His story. To understand the magnitude of the Ascension phenomenon, you must first understand the journey since each season, thousands of green turtles They travel 2,300 kilometers from the coasts of Brazil to this remote island to spawnthat is, release their eggs. But… How do they manage to find this small island in an ocean as enormous as the Atlantic?
A GPS. The famous biologist Archie Carr proposed in his day that these creatures use a kind of “olfactory GPS”, with which they were capable of find chemical fingerprints dissolved in the ocean currents that emanate from the island. Although the exact mechanics remain the subject of study, since genetic analyzes based on mitochondrial DNA leave no doubt that there are perfectly differentiated Atlantic populations and that of Ascension has a unique signature.
In fact, studies indicate that turtles born in Ascensión travel throughout the American continent, representing between 43% and 47% of those captured on the coasts of Uruguay and entering the Patagonian Sea.
A dark past. Since its discovery in 1501, Portuguese and British sailors saw Ascension not as a sanctuary, but as an all-you-can-eat buffet, as has been masterfully documented. in works as Ascension: The Story of a South Atlantic Island by Duff Hart-Davis.
For centuries, common practices were “flipping” where sailors literally turned turtles over on the beach, immobilizing them to keep them alive with their fresh meat for months.

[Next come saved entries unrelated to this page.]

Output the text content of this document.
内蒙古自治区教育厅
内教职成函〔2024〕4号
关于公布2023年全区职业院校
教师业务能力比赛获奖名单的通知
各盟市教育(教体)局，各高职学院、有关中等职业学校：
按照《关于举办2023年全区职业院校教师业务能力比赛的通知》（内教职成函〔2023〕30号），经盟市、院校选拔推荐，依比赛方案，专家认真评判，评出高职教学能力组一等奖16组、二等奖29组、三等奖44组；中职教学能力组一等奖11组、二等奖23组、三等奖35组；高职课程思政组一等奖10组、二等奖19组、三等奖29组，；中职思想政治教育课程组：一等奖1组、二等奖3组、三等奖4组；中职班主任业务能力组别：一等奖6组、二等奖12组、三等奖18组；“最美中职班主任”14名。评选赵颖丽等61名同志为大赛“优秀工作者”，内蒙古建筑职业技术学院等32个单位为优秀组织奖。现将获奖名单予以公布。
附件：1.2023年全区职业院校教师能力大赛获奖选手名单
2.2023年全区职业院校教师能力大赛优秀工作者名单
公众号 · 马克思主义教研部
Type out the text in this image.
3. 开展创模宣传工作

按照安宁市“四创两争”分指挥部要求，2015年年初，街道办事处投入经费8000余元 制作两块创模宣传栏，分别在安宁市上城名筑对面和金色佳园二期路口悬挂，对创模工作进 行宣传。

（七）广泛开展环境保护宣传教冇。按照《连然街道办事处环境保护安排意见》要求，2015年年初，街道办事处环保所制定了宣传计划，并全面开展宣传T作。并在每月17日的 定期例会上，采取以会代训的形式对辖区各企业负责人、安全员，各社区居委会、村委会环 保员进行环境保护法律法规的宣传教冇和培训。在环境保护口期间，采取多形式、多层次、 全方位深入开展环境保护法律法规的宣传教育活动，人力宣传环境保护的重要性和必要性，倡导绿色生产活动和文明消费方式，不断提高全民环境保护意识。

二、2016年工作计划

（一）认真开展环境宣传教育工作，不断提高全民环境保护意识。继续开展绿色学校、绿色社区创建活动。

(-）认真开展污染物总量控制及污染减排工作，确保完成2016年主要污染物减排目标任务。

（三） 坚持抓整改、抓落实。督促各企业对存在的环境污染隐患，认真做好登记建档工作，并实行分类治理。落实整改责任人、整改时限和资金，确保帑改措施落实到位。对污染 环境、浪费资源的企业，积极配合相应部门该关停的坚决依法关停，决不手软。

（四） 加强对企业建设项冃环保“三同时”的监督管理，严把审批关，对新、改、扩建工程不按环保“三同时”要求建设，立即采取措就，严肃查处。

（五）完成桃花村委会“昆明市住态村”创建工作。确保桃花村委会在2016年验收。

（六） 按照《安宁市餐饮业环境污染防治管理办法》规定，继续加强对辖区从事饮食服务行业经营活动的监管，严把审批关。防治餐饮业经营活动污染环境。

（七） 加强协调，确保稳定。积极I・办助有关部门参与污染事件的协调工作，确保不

Here there are historical testimonies such as that of chaplain John Ovington in 1691 who recounts the industrialized slaughter of these reptiles, which were sent alive to England to satisfy the demand for “turtle soup.” Something that brought the species to the brink of extinction.
A turning point. It arrived in 1977, and coincides with the moment it began control and monitoring of this species on nesting beaches, reversing centuries of human impact. And the results indicate that while in 1977 3,752 nests were counted annually, today the island hosts more than 25,000 nests each year.